29. The method of producing thin cast strip with a controlled strip geometry by continuous casting of claim 25 where said control system is further capable of calculating a sensitivity vector, and further capable of generating control signals in response said differential strain feed back and said sensitivity vector.

30. The method of producing thin cast strip with a controlled strip geometry by continuous casting of claim 27 where said feed-forward control reference and said sensitivity vector are calculated as a function a target thickness profile, derived from a measured entry thickness profile, and a roll gap pressure profile to allow compensation for profile and flatness fluctuations in the cast strip.

31. A thin cast strip plant for producing thin cast strip with a controlled strip geometry by continuous casting, said thin cast strip plant comprising: (a) a thin strip caster having a pair of casting rolls having a nip therebetween;(b) a metal delivery system capable of forming a casting pool between the casting rolls above the nip with side dams adjacent the ends of the nip to confine said casting pool;(c) a drive capable of counter-rotating the casting rolls to form solidified metal shells on the surfaces of the casting rolls and cast thin steel strip through the nip between the casting rolls from the solidified shells;(d) a hot rolling mill having work rolls with work surfaces forming a roll gap therebetween through which cast strip from the thin strip caster may be rolled;(e) a device connected to said hot rolling mill capable of affecting the geometry of strip processed by the hot rolling mill in response to control signals; and(f) a control system capable of calculating a differential strain feed-back from longitudinal strain in the strip by comparing a exit thickness profile with a target thickness profile derived from a measured entry thickness profile, capable of generating control signals in response said differential strain feed-back, and connected to said device to cause the device to affect the geometry of strip processed by the hot rolling mill in response to said control signals.

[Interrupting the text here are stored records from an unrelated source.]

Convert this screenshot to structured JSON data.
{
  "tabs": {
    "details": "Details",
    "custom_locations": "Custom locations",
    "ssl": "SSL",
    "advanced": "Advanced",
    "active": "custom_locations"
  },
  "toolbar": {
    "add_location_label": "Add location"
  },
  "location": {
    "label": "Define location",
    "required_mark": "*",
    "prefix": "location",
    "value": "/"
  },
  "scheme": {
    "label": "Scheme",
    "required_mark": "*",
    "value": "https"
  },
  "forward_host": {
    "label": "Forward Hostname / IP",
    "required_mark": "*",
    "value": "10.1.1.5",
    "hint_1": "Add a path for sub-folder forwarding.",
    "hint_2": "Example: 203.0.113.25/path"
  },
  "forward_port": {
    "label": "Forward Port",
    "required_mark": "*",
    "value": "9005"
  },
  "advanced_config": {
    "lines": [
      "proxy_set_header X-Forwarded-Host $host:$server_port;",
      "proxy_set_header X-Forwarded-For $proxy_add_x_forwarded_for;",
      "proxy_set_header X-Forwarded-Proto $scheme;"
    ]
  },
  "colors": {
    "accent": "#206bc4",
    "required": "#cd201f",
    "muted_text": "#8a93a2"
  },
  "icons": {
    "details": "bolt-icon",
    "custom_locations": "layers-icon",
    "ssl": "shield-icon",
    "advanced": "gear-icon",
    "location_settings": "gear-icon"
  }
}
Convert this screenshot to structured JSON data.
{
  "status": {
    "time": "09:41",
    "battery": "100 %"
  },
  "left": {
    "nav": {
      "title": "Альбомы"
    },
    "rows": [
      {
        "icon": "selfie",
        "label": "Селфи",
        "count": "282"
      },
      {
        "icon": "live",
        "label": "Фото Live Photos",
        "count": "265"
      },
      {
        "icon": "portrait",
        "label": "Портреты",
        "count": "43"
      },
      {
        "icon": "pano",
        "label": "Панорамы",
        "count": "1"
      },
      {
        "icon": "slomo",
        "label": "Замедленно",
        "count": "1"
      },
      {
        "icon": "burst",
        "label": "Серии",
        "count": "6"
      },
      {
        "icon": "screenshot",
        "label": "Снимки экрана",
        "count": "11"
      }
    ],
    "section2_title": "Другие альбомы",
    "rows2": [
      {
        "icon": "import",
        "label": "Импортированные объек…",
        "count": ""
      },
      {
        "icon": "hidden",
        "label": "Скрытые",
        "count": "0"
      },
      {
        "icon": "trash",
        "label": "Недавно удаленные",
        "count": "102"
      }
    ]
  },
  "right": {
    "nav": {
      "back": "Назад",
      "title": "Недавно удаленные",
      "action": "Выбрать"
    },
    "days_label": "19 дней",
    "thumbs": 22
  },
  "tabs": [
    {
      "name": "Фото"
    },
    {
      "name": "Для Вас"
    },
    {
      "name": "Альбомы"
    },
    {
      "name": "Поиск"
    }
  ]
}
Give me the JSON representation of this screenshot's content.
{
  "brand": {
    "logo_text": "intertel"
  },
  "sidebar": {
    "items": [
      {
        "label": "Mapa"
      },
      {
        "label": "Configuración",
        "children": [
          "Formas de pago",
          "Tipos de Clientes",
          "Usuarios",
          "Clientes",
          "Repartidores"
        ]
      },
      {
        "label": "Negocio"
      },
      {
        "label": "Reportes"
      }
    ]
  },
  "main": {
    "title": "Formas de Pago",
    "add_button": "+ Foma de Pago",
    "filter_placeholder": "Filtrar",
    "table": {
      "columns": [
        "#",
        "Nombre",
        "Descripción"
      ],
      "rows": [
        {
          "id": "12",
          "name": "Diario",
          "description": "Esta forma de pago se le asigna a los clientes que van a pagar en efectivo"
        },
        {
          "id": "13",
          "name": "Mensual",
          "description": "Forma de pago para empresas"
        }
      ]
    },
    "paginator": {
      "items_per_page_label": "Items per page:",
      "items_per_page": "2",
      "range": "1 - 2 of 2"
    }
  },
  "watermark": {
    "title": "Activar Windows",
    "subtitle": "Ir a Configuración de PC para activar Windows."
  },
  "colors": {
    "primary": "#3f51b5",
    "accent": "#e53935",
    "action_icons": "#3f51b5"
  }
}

32. The thin cast strip plant for producing thin cast strip with a controlled strip geometry by continuous casting of claim 31 where said device capable of affecting the geometry of said strip processed by the hot rolling mill is selected from one or more of the group consisting of a bending controller, a gap controller, and a coolant controller.

33. The thin cast strip plant for producing thin cast strip with a controlled strip geometry by continuous casting of claim 31 where said control system is further capable of calculating a feed-forward control reference and a sensitivity vector, and further capable of generating control signals in response said feed-forward control reference and said sensitivity vector to cause said device to affect the geometry of strip processed by the hot rolling mill in response to said control signals.

34. The thin cast strip plant for producing thin cast strip with a controlled strip geometry by continuous casting of claim 31 where said control system is further capable of calculating a feed-forward control reference, and further capable of generating control signals in response said feed-forward control reference to cause said device to affect the geometry of strip processed by the hot rolling mill in response to said control signals.

35. The thin cast strip plant for producing thin cast strip with a controlled strip geometry by continuous casting of claim 31 where said control system is further capable of calculating a sensitivity vector, and further capable of generating control signals in response said sensitivity vector to cause said device to affect the geometry of strip processed by the hot rolling mill in response to said control signals.

36. The thin cast strip plant for producing thin cast strip with a controlled strip geometry by continuous casting of claim 33 where said feed-forward control reference and said sensitivity vector are calculated as a function a target thickness profile, derived from a measured entry thickness profile, and a roll gap pressure profile to allow compensation for profile and flatness fluctuations in the cast strip.